Si vous n’avez jamais entendu parler de cyclopropénylidène, ou (C3H2), c’est normal. Il s’agit en effet d’une molécule extrêmement rare qui ne peut exister sur Terre qu’en laboratoire tant elle est réactive. Il semblerait que cette molécule, faite de carbone et d’hydrogène, soit bel et bien présente dans l’atmosphère de Titan, la plus grande lune de Saturne. Des chercheurs de la NASA ont en effet détecté sa présence grâce à l’Atacama Large Millimeter / submillimeter Array (ALMA), un réseau de radiotélescopes retrouvé au Chili.

Une découverte inattendue

Le cyclopropénylidène est une molécule hautement réactive. Autrement, elle réagit facilement avec d’autres molécules avec lesquelles elle entre en contact, formant ainsi d’autres « espèces moléculaires ».

Du C3H2 avait déjà été détecté dans des nuages ​​de gaz et de poussière de la galaxie. Ces régions sont en effet encore assez froides et diffuses pour limiter ces réactions chimiques. Une atmosphère,  en revanche, c’est autre chose, surtout celle de Titan, considérée par la NASA comme une « ruche d’activités chimiques« . Pour rappel, son atmosphère épaisse est quatre fois plus dense que celle de la Terre.

Notez que les chercheurs ont isolé la présence de cette molécule dans la haute atmosphère de Titan, où l’environnement est tout de même moins dense.

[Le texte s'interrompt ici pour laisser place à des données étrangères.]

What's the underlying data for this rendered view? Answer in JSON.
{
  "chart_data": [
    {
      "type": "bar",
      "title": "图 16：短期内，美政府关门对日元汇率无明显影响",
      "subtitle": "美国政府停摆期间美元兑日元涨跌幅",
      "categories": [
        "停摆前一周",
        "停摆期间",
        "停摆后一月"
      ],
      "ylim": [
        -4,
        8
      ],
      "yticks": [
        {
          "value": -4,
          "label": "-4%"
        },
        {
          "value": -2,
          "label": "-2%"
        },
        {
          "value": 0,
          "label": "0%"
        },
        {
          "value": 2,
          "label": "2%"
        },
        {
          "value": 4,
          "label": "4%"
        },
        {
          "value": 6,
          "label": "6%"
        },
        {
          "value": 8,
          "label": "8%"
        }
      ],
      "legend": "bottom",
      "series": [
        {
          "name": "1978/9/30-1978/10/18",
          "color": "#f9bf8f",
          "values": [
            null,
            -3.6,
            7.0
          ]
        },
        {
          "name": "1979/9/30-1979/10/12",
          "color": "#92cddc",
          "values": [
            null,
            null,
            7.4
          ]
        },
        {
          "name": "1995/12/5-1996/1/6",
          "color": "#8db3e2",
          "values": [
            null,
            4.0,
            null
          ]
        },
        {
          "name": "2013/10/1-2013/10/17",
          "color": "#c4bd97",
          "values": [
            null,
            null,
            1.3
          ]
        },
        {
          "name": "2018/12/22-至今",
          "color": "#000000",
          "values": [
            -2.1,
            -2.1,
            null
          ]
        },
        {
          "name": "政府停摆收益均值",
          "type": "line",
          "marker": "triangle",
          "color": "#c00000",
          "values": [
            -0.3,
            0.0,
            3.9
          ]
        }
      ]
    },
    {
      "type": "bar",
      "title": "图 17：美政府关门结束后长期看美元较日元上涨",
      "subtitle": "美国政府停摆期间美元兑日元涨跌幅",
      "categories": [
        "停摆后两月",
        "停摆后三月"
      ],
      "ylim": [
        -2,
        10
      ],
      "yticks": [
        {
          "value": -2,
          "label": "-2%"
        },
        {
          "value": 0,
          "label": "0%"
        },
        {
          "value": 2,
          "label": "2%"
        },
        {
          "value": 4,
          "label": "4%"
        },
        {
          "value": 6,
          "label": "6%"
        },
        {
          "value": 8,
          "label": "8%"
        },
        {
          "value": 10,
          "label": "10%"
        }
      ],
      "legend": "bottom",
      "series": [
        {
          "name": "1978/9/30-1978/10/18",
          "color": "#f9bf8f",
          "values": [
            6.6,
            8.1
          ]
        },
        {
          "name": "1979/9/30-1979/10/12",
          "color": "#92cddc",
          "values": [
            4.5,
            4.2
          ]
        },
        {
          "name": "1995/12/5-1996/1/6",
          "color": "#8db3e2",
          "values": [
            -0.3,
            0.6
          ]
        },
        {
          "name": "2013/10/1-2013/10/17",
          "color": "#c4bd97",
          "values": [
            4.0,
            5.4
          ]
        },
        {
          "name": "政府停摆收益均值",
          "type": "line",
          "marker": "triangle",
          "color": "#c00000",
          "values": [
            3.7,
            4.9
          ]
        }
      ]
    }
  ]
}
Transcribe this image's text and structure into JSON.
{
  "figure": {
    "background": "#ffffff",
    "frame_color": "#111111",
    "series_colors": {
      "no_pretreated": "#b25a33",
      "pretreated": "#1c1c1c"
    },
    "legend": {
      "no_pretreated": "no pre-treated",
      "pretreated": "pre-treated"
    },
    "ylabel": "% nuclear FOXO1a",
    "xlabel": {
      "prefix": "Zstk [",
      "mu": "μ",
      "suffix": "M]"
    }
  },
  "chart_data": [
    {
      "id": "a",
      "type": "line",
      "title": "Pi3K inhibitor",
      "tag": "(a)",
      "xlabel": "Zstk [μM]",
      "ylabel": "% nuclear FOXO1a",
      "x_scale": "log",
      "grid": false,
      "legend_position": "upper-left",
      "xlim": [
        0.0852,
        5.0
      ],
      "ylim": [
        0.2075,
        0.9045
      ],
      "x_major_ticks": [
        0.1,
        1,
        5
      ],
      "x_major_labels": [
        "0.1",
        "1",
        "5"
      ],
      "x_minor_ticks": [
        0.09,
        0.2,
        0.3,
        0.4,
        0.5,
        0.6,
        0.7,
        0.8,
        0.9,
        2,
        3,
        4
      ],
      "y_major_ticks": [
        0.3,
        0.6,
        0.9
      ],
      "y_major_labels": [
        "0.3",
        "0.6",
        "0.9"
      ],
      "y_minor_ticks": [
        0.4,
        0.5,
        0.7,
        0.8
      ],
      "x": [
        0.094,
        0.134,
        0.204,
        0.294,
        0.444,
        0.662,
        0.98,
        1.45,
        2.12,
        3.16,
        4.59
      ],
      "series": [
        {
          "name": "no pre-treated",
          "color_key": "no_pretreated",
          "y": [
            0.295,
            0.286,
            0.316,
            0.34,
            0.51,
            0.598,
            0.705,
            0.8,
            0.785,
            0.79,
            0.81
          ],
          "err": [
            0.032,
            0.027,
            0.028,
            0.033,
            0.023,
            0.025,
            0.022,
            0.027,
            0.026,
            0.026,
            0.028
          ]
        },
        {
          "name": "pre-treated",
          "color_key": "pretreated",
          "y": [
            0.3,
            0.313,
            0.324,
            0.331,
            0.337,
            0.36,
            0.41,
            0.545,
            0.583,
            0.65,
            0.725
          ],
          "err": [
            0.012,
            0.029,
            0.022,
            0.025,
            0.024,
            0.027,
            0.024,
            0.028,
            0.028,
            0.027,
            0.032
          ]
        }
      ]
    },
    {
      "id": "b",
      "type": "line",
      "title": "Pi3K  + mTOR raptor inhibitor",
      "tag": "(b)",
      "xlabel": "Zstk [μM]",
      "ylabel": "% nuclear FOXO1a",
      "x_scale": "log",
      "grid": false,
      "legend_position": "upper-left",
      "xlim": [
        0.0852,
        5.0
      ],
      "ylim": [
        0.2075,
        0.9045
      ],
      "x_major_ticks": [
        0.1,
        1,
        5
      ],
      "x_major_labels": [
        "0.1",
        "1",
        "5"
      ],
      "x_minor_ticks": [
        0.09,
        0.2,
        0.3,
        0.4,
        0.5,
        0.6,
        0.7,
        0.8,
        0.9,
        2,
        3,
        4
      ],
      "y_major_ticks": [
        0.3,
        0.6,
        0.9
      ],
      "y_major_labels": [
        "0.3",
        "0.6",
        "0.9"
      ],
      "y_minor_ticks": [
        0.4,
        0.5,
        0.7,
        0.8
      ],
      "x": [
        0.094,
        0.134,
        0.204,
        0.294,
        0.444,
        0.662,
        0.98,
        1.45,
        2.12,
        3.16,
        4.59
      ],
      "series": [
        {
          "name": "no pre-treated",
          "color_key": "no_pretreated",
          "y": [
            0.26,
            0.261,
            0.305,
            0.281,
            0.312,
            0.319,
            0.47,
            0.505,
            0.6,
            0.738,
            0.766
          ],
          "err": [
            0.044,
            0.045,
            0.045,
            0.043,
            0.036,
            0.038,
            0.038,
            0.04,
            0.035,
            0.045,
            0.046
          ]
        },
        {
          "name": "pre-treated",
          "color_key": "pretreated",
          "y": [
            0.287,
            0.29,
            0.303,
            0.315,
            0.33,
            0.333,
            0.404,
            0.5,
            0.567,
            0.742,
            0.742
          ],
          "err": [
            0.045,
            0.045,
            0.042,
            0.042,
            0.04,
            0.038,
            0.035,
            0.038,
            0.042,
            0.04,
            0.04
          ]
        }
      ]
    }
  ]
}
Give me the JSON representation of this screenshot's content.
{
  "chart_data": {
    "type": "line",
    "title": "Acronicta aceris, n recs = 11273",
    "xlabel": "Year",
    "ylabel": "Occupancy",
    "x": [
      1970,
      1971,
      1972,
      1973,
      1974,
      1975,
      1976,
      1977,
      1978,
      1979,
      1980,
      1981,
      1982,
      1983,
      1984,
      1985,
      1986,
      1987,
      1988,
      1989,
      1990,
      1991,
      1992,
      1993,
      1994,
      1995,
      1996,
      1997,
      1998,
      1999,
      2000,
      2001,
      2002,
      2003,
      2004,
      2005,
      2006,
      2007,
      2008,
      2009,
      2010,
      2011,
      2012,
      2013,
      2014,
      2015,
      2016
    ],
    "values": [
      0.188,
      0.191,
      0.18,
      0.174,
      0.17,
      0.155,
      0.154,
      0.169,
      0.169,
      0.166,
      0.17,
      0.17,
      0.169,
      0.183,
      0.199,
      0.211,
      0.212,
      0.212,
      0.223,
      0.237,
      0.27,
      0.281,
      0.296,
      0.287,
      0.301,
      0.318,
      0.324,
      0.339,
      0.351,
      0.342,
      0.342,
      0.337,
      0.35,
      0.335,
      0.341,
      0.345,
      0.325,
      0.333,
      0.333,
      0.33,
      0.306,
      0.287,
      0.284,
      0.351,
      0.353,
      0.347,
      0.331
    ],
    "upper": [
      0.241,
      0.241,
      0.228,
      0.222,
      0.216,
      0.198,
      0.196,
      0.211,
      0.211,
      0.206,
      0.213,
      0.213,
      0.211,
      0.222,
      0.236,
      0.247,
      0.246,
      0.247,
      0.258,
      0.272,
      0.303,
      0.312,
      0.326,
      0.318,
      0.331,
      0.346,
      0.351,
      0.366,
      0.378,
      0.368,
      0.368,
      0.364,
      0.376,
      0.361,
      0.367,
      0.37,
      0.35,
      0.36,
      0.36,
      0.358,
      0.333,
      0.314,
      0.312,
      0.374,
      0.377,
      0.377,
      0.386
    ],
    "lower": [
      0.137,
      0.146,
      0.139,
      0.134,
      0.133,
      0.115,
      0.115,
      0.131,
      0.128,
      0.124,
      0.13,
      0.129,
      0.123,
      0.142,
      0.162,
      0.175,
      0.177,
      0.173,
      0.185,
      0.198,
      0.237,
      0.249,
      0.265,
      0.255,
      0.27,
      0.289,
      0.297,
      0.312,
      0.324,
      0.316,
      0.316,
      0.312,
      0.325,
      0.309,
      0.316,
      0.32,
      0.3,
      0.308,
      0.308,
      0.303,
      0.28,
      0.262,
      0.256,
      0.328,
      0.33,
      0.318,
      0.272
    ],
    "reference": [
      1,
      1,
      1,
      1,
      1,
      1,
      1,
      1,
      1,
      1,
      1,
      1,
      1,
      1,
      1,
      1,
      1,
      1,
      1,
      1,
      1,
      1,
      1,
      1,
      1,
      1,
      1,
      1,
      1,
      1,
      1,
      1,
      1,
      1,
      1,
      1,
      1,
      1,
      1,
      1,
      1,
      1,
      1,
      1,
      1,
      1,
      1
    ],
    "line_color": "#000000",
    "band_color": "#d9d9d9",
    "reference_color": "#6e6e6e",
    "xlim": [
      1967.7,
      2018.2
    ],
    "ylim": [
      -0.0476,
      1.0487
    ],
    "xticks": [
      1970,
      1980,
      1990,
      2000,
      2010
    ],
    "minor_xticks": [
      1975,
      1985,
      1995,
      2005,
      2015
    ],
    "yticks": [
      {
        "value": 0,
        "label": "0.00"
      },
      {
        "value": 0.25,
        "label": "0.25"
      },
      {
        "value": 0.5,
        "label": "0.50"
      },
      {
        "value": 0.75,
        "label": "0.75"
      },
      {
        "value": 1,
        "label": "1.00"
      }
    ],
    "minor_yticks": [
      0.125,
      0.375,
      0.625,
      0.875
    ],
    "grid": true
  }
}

Pour l’heure, les chercheurs ignorent encore pourquoi le cyclopropénylidène apparaît dans cet environnement, mais dans aucune autre atmosphère.

Ce type d’étude sera intéressante, dans la mesure où cette molécule pourrait être un élément de base pour des molécules organiques plus complexes qui ont permis le développement de la vie sur Terre.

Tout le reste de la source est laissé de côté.